DIY funeral livestreaming using a smartphone and free platforms like YouTube Live or Facebook Live costs nothing beyond the equipment you already own. Professional funeral streaming services like TribuCast typically cost $200–$800 depending on the provider and service level. Most funeral homes have a relationship with a streaming provider; ask your funeral director about options and pricing. Upgraded audio equipment — the most impactful technical improvement — adds $30–$150.

What is the difference between a wake and a viewing?

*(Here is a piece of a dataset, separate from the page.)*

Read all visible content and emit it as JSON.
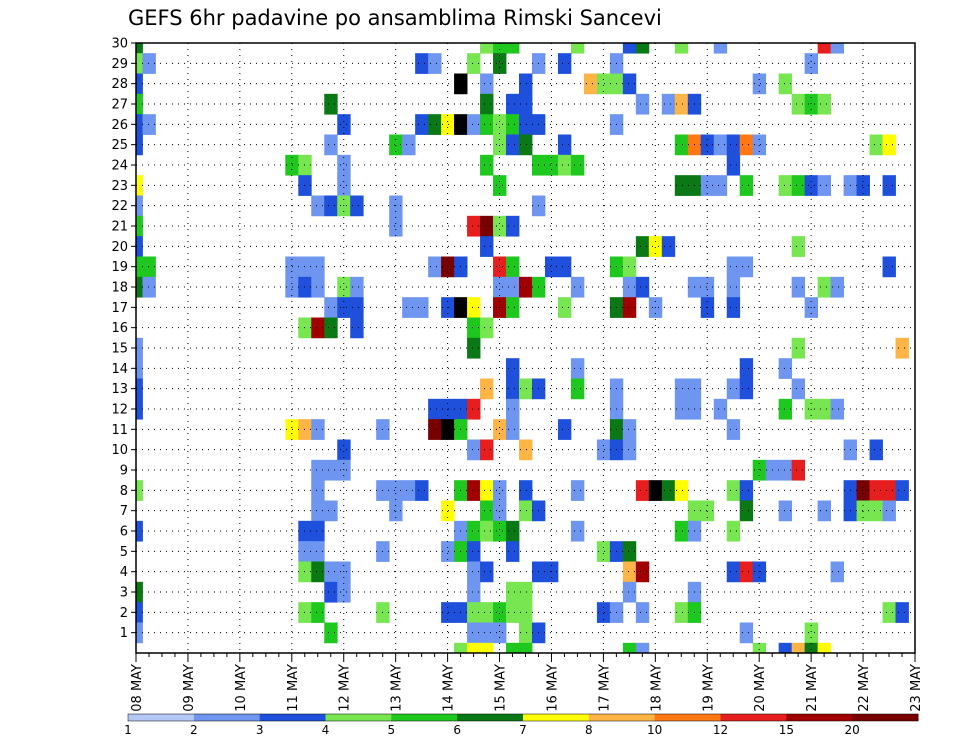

In modern American usage, wake and viewing are often used interchangeably, but there is a subtle distinction. A viewing specifically refers to a gathering where the body is present and open for viewing, usually at a funeral home with or without the casket open. A wake historically implied an overnight vigil, though that practice is now rare outside of specific cultural traditions like the Irish wake. Both typically precede a funeral service by one to two days and serve as the primary opportunity for community members to pay their respects.

Do I need a casket for cremation?

No. A casket is not required for cremation. By law, crematoriums must accept an alternative container — typically a rigid, combustible cardboard or wooden box — in lieu of a casket. Caskets may be rented for a viewing or visitation before cremation if the family wishes to have an open-casket ceremony. The FTC Funeral Rule requires funeral homes to disclose all pricing and make alternative containers available, so you are never obligated to purchase an expensive casket for a cremation.

Can you have a memorial service weeks or months after the death?

Yes. One of the key advantages of a memorial service — as opposed to a funeral — is timing flexibility. Because no body is present, a memorial can be scheduled at any point after disposition of the remains: days, weeks, or even months later. This allows distant family and friends to make travel arrangements, gives the family time for emotions to settle, and permits a more deliberate and personalized gathering. Many families who choose cremation specifically plan a memorial weeks or months after the death.

Which type of service is least expensive?

A direct cremation followed by a separately planned memorial service or celebration of life is typically the least expensive option. Direct cremation costs $1,500–$3,500, plus whatever the family spends on the memorial gathering — which can be minimal for a home event. By contrast, the NFDA's 2023 data puts the median cost of a traditional funeral with viewing and burial at approximately $9,995. A memorial at a meaningful location with no professional funeral services can cost only what the family chooses to spend.

Can you buy a casket somewhere other than a funeral home?

Yes. The FTC Funeral Rule requires funeral homes to accept caskets purchased from third-party retailers and prohibits them from charging a handling fee for doing so. Retailers like Costco, Walmart, and Caskets.com sell caskets at prices often 30–60% below funeral home retail. The casket must be delivered before the service, so order early. This is one of the most significant ways families can reduce funeral costs without affecting the quality of the service.

Can we combine a small private viewing with a later public memorial?

Yes. Many modern families mix formats to suit their needs: a small, private viewing for immediate family before the body is cremated or buried, followed by a larger celebration of life or memorial weeks later when distant friends and family can attend. No format requires permission or a single prescribed sequence. This combination gives close family members intimate time with the body while giving the broader community a gathering that works logistically for everyone.